The associate-handles-intake gap. Many plaintiff firms have junior staff handle the retainer signing without senior-lawyer review. When the retainer is sent out missing the duplicate-to-client step, or signed in a workflow that does not capture both signatures cleanly, the section 6147 defense becomes available to any disaffected client downstream. The fix is workflow review and intake-side training.

The mid-case modification problem. When a case shifts from pre-suit to suit, or from suit to appeal, and the contingency rate is supposed to step up under a graduated-rate agreement, the agreement language has to handle the transition cleanly. Vague language about "increase to forty percent if the case is appealed" without specifying triggers and notice produces disputes that the client wins under section 6147's strict-construction posture.

The State Bar discipline pattern

Public State Bar Court decisions involving section 6147 over the last several years show a consistent pattern. The discipline outcomes are heavier when the section 6147 violation is combined with other failures (trust accounting violations, communication-related rule violations, inadequate fee disclosure) than when the section 6147 violation is the only issue. But the statute remains the doorway to discipline review on many of these matters, and a clean retainer template removes one of the easiest paths to a disciplinary referral.

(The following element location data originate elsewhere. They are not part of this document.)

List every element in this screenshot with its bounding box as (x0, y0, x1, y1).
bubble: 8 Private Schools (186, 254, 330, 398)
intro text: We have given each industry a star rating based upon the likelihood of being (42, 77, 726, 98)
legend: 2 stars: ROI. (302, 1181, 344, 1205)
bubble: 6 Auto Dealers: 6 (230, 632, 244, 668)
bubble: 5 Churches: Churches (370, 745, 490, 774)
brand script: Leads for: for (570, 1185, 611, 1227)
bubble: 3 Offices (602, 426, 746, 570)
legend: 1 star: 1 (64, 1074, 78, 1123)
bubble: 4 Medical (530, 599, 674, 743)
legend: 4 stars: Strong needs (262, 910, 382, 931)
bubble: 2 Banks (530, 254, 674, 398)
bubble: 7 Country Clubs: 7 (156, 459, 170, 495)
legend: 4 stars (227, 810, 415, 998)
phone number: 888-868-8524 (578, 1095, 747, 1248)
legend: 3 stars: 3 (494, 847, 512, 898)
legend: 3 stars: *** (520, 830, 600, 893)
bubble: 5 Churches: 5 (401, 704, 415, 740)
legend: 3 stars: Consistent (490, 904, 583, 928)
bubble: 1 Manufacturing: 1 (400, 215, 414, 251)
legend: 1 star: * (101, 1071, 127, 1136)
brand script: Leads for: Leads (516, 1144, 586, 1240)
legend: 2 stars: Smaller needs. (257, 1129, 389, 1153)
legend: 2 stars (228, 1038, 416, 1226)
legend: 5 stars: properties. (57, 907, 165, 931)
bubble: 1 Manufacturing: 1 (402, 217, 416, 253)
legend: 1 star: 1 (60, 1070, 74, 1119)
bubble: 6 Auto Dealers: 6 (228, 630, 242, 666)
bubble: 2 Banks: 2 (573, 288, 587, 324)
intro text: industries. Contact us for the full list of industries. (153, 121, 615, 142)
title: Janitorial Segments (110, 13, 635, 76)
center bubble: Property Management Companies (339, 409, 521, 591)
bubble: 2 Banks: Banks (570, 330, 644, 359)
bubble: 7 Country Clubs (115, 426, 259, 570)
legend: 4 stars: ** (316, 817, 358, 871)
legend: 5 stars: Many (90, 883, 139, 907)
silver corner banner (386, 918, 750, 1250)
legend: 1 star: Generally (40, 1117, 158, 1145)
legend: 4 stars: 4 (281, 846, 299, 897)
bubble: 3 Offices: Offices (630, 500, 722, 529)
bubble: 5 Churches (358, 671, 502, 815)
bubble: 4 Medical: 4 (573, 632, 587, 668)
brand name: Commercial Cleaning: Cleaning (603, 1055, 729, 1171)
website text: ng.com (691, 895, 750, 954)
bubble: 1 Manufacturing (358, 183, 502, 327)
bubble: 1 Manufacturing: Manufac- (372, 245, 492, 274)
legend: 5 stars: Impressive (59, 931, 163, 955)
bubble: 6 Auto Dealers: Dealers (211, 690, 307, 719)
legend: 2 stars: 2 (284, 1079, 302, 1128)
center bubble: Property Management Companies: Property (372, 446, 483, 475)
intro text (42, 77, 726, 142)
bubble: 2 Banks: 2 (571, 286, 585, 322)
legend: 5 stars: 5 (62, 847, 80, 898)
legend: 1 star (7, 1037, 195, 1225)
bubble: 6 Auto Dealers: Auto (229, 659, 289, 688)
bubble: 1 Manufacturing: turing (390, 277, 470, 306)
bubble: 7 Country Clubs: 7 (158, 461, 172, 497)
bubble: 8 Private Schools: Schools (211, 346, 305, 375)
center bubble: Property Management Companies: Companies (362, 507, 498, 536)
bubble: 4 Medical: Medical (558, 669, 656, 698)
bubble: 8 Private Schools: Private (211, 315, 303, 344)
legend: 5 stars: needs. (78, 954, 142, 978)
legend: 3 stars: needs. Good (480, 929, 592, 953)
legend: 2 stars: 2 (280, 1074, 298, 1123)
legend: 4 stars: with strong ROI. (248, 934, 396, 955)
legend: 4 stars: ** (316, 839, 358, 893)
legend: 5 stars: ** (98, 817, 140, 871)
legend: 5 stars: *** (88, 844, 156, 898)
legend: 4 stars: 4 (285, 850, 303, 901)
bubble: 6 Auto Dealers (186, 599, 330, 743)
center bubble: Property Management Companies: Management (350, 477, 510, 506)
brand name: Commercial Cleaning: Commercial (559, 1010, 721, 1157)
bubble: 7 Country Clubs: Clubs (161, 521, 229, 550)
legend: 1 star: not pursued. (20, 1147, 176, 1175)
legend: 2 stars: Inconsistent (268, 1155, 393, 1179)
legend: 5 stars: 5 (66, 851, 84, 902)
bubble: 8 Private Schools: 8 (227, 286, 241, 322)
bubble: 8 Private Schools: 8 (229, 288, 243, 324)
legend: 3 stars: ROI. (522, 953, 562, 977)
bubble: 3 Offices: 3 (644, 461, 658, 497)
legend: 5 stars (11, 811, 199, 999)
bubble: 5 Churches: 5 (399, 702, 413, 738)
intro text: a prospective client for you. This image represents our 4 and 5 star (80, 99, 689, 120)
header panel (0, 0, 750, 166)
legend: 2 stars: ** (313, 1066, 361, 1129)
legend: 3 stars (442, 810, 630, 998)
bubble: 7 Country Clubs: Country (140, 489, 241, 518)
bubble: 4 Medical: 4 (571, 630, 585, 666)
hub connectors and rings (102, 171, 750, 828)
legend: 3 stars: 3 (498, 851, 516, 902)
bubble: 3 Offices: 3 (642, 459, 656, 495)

The State Bar's posture in 2026 has continued the recent trend toward heavier scrutiny of fee-agreement compliance in plaintiff practice. The discipline rate has not exploded, but the discipline outcomes have gotten more consistent, and the bar's appetite for stipulated discipline on documented section 6147 violations is real.

Audit framework for an existing firm

Plaintiff PI firms reviewing their fee-agreement compliance should run a five-question audit on the current template and intake workflow:

One: Does the agreement state the contingency rate or rates with adequate specificity, including any graduated triggers?

Two: Does the agreement specify whether costs are deducted before or after the fee calculation?

Three: Does the agreement identify the categories of expenses that will be deducted?

Four: Does the agreement include the "fee is not set by law" language, in a form the client cannot reasonably miss?

Five: Does the firm's intake workflow reliably produce a signed duplicate to the client, with documentation of delivery?

A firm answering "yes" to all five has a defensible section 6147 posture. A firm answering "yes" to four or fewer has an action item.

For the firm-finance considerations that frame why retainer-agreement compliance matters as much to working-capital as it does to discipline exposure, see the cash flow piece. For the closely-related vetting question on the provider side of the same case, see the doctor-on-lien vetting checklist.

The closing observation

Section 6147 is the single piece of statutory housekeeping that protects the contingency fee on every plaintiff PI case the firm handles. A firm running its retainer template against the statute once a year, and its intake workflow against the same checklist, is a firm that has removed a meaningful category of professional-responsibility exposure. The work is procedural, the cost is modest, and the protection is durable. The firms that take the time to do it do not have section 6147 problems.